All of which reminds us of our own golden days as, straight from school or national service, we went into the hallowed trade of journalism.

And here I am, at 75, mentoring would-be journalists in foreign climes. And many of them are not just good, they are brilliant. Like the guy who sent me an article yesterday and said he was having problems, being a Nigerian in Spain and finding doors closed to him. Or the woman in Sierra Leone who tells me she is sorry her work is late, but she can use her laptop only when the generator is free.

We, who gaze at journalism through our rosy Specsavers glasses, see the good old days as the best.

Were they? Well, the training was. Editors like Alf Glynn (who often would look out of his window in the office and think he could see Red Indians, covered in blood, coming up the High Street – and then carry on editing), who sent me back once on a five-mile bike ride to gather a first name I'd forgotten to ask for. I’d already been out pedalling all day doing district calls, but not many people in those days had a phone.

I covered Harold Wilson’s constituency on a bike and one of my rare car trips was accompanying him in his chauffeured car on election night and being despatched in the rain to buy fish and chips for three... ‘Put ’em on your exes, lad. Tell your boss they were for Harold.’

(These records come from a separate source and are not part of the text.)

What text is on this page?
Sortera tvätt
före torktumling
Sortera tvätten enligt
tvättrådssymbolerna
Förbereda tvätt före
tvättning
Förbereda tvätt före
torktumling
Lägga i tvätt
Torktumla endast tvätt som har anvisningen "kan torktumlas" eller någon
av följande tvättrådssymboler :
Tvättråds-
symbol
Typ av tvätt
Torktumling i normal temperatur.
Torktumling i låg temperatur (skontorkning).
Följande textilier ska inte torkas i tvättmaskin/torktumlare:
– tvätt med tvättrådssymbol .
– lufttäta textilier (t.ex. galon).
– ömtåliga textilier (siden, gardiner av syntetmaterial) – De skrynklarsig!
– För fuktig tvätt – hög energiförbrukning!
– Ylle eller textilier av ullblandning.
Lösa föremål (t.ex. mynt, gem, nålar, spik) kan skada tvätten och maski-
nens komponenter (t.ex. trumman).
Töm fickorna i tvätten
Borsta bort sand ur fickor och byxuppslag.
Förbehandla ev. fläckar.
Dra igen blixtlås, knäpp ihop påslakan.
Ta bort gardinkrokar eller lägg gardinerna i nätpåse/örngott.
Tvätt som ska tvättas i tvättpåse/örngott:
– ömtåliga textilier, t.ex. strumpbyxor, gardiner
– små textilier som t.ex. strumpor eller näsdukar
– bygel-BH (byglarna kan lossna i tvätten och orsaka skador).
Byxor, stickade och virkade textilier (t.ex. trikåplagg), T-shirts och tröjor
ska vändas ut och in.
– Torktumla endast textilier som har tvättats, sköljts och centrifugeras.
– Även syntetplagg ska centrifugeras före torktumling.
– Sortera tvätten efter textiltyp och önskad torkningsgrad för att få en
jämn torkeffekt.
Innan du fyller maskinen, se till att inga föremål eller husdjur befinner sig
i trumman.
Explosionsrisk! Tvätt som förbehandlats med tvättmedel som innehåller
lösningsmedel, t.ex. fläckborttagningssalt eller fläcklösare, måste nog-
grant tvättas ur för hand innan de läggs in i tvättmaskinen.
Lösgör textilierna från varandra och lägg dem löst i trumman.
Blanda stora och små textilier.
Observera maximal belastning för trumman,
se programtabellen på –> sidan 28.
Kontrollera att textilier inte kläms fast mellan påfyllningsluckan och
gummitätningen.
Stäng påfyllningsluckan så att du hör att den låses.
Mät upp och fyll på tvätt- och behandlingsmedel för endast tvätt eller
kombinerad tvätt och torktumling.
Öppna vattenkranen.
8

News editors like Gordon Bennett, at Warrington, who would make trainees stand to attention and sing misspelled words. Try ‘accommodation’ to the tune of Little Brown Jug.

Thank the Lord we didn't have mobiles in those days. How would we have stayed out of the reach of news editors who never would have believed we couldn't find phone kiosks that worked?

I once missed almost a whole day's play at Chesterfield between Lancashire and Derbyshire because my car had broken down on the moors. I cobbled something from the radio and Manchester Evening News, but was unaware there had been a public address call for me to contact the office. Bob Findlay was not best pleased.

Today's media students and university qualified ‘journalists’ have never experienced the trauma of door-knocking the bereaved, milling with strikers, using the stubs of cheque books as note books, à la Arfon Roberts, RIP.

When I tell some students of journalism how to write an intro, they will argue with me.

This is the guy who once rewrote the intro of a column by Peter Wilson, The Man They Can’t Gag. He came all the way to Manchester from London to chastise me - then took me out to lunch.

I have no quarrel with the trendy journalists who now have their shoulders clapped for mixing fact with opinion when reporting, or the Top Shop models who pose while they shout the evening news at me (... the girls Sir Trevor McDonald called docklands hookers on News Knight).

But I hanker for the days of yore - was it all of 50-odd years ago? - when we seemed to have more fun doing the job.

Maybe abolish media studies and bring back the fun? Now there's a thought.
#

Ken Ashton worked on the St Helens Reporter, Yorkshire Evening News at Doncaster, Lancashire Evening Post, Liverpool Echo, Mirror and Sketch and on the Birkenhead News and Runcorn Guardian and Rhyl Journal.